I Read Books: Bleak House

1. That's what I'm talking about

Now we're getting somewhere. This may be the best novel so far in my Dickens re-read; it's at least as good as Great Expectations. There's variation in writing style, zany characters, sad characters, heartening characters, dumb characters (and some of them are all four), debts, the law, secrets, satire, and big morals about the difference between the help you want to give and the help that's needed and how obsession distorts good intentions into bad. It's like this Dickens guy's reputation is based on something! Alright, let's do this review.

2. Points of view

The novel is written from two different points of view. One is a first person narrative written by Esther Summerson, an orphan who is taken on as a companion for Ada Clare and housekeeper for John Jarndyce, the owner of the titular Bleak House. The other is an omniscient third person viewpoint that sees all and knows all.

I like to think that this mirrors the two main plots - one is the detective story as various people try to discover the secrets that surround Esther's parentage, and the other is the slow grind of the court case of Jarndyce and Jarndyce that sets everything in motion and motivates many of the characters into their various actions. Of course, these two plots wind around each other and often send off sub-plots in all directions; similarly sometimes the Esther viewpoint goes into people's hearts and homes, while the omniscient skates over the surface.

3. Satire and social justice

Dickens takes a pop at the court of Chancery, and by pop I mean the backbone of the novel is a case that has been going on for several generations and has no end in sight, has driven at least one and probably several characters mad and causes several kind and compassionate characters to become variously depressed, paranoid and bankrupt. Dickens, of course, had worked as a law clerk and had attempted to enforce copyright of his books through Chancery. One character says "Suffer any wrong that can be done you rather than come here!"

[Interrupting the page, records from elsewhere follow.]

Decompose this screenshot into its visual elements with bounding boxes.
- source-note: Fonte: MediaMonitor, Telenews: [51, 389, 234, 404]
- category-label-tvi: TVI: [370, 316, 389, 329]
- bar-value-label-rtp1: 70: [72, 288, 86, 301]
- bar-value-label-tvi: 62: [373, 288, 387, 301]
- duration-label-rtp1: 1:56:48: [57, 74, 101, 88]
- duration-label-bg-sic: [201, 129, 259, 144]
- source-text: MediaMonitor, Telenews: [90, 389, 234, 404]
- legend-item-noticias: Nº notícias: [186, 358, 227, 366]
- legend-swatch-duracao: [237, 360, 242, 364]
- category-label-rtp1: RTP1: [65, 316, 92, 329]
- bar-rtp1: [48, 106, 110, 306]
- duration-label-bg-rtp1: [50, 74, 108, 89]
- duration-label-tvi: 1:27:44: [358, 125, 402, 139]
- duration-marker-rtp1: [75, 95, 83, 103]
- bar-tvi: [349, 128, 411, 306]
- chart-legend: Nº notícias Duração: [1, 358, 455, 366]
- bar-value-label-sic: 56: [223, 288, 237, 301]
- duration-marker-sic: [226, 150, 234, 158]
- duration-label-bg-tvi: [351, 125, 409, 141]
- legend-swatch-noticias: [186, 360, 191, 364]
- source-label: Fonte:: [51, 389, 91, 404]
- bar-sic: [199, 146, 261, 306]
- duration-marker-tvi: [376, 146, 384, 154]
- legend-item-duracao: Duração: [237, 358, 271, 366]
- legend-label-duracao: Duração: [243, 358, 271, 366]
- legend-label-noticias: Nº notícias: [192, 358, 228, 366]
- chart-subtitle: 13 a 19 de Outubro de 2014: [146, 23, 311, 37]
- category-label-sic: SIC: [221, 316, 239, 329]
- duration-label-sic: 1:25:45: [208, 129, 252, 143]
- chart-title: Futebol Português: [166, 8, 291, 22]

All this is well known, and was part of the ongoing effort to reform the court. Indeed, the novel must be set sometime before it was written due to the fact that some reforms had already changed the court from how it was described[1].

More interesting to me are the various charitable ladies of the novel. Mrs Jellyby pays more attention to settling people in Africa than to her own children and her main comment on her daughter getting married is to laugh and complain that she has had to hire a boy to write the letters her daughter used to[2]. Mrs Pardiggle goes to a poor house where the bricklayer is a drunk and beats his wife and reads the uplifting literature to them. Esther and Ada do more actual good  in a hour with some practical help than Mrs Pardiggle's weekly visits and reading has ever done.

As a parallel, the dancing master that Mrs Jellyby's daughter marries has a father, Mr Turveydrop, who is well respected for his Deportment, but does nothing to help his son's business, and indeed his wardrobe and lifestyle consume most of his son's income. It doesn't require a great deal of subtlety to read the lesson Dickens is trying to get across: Charity Begins At Home and Practical Help Is More Important Than Posing.

4. Bleak or happy?

In the end secrets come out, people are reconciled and the case actually comes to a conclusion that satisfies nobody. People get married, have children and the last chapter is set seven years after climax of the novel so we know how it all turns out okay. It's a happy ending, except possibly for the people who died of illness, or exposure, or opium overdose, or were murdered, or suffered spontaneous human combustion. Also it's not that happy for Sir Leicester Dedlock, but you can't have everything.

5. Who wins?

The lawyers do, of course.

Read This: For a classic Dickens tale with a huge cast, entertaining subplots and some actual insight into people.
Don't Read This: If you don't like melodramatic craziness in your novels. Also the usual caveat on longwinded Victorian prose.
Where is Bleak House: Hertfordshire, near St Albans; then later in South Yorkshire. Or you can go and see Dickens' holiday home in Broadstairs which was called Fort House at the time but has now been renamed Bleak House.
Link to Free etext: Project Gutenberg has the out of copyright novel here.

[1] Also as some railways that existed in 1852 had not yet been built.
[2] When the Borrioboola-Gha project fails she turns her attention to attempts to get women seated in parliament. What a wacky character she is!